Here's the part I am trying to edit:

int master(int argc, char **argv){
...
for (i=0; i<ntasks; i++)
    {
    Sub_arr_len[i]=Num_vals/ntasks;      //Finding the number of values I should send to every process             
    printf("\n\nIn range %d there are %d\n\n",i,Sub_arr_len[i]);
    }

    for(i=1;i<ntasks;i++) {
        Sub_len = Sub_arr_len[i];
        MPI_Isend(&Sub_len,1, MPI_INTEGER, i, i, MPI_COMM_WORLD, &request);
        MPI_Wait(&request, &status);
        Sub_arr_start += Sub_arr_len[i-1];
        printf("\r\nSub_arr_start = %d ",Sub_arr_start);
        MPI_Isend(&All_vals[Sub_arr_start],Sub_len, MPI_INTEGER, i, i, MPI_COMM_WORLD, &request);
        MPI_Wait(&request, &status);
    }
...
}  


int slave(){
MPI_Irecv(&Sub_arr_len, 1, MPI_INTEGER, 0, myrank, MPI_COMM_WORLD, &request);
    MPI_Wait(&request,&status);
    printf("\r\nSLAVE:Sub_arr_len = %d\n\n",Sub_arr_len);
    All_vals = (int*) malloc(Sub_arr_len * sizeof(MPI_INTEGER));

    MPI_Irecv(&All_vals[0], Sub_arr_len, MPI_INTEGER, 0, myrank, MPI_COMM_WORLD, &request);
    MPI_Wait(&request,&status);
}

I am trying to make the scatter thing, but I am doing something wrong, so I would love if someone help me build it.

1

1 Answers

0
votes

With MPI_Scatter, each rank involved must receive the same number of elements, including the root.

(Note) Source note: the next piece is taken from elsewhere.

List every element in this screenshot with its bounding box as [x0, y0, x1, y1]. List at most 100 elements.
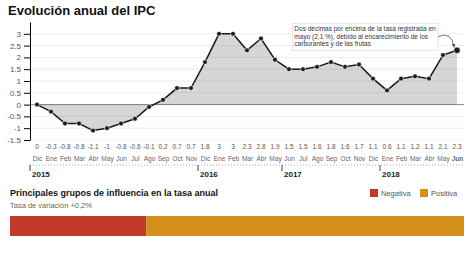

Generally the root process is a normal participant in the scatter operation and "receives" his own chunk. This means you also need to specify a receive buffer for the root process. You basically have the following options:

  1. Use MPI_IN_PLACE as recvbuf on the root, by doing that the root will not send anything to itself. Combine that with scattering a tail of the original sendbuffer from the root such that this "tail" has a number of elements that is divisible by the number of processes. E.g. for 20 elements scatter &All_vals[2] which has a total 18 elements, 6 for each (including root again). The root can then use All_vals[0-7].
  2. Pad the sendbuffer with a few elements that don't do anything such that it is divisible by the number of processes.
  3. Use MPI_Scatterv to send unequal numbers of elements to each rank. Here is a good example how to properly setup the send counts and displacements

The last option is has a some distinct advantages. It creates the least load imbalance among processes and allows all processes to use the same code. If applicable, the second option is very simple and still has a good load balance.